The measure of options volatility, the CBOE Volatility Index (VIX), fell 1.14 to 25.70 following a monthly high of 29.56 on Friday — another indication that the rally will most likely continue.

However, if we get a blast out of the gate this morning with the indices close to the highs, traders may want to move some positions to cash and wait for another shallow pullback before putting it back to work. This is not to disparage the performance of stocks this week but only to protect against violent day-end profit-taking, which often accompanies low-volume, big-percentage up mornings.

However, a breakout through the high at S&P 1,060 would signal a quick run to at least 1,100. For longer-term investors it’s best not to run against the grain by taking small profits.
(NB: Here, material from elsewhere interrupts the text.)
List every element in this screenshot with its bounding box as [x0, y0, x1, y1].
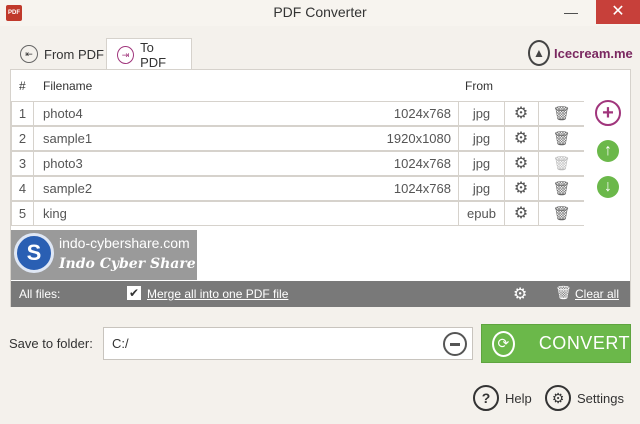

Stick with your friend, the trend, which is decidedly up, and ignore the wags on TV. Yesterday they couldn’t party enough, while on Friday they were in the pits with predictions of massive gloom and doom while I focused on the oversold Relative Strength Index (RSI) and the trend that was and still is decidedly up.

Today’s Trading Landscape

Earnings to be reported include: Acuity Brands (AYI), Alcoa (AA), Costco (COST), Family Dollar Stores (FDO), Helen of Troy Corp. (HELE), Kayne Anderson Energy Development Co. (KED), Lindsay Corp. (LNN), M&T Bank Corp. (MTB), Mercantile Bank Corp. (MBWM), Monsanto Co. (MON), Ruby Tuesday (RT) and Wolverine World Wide (WWW).

Economic reports due: MBA purchase applications, EIA petroleum status report and consumer credit (the consensus expects $-8.5 billion).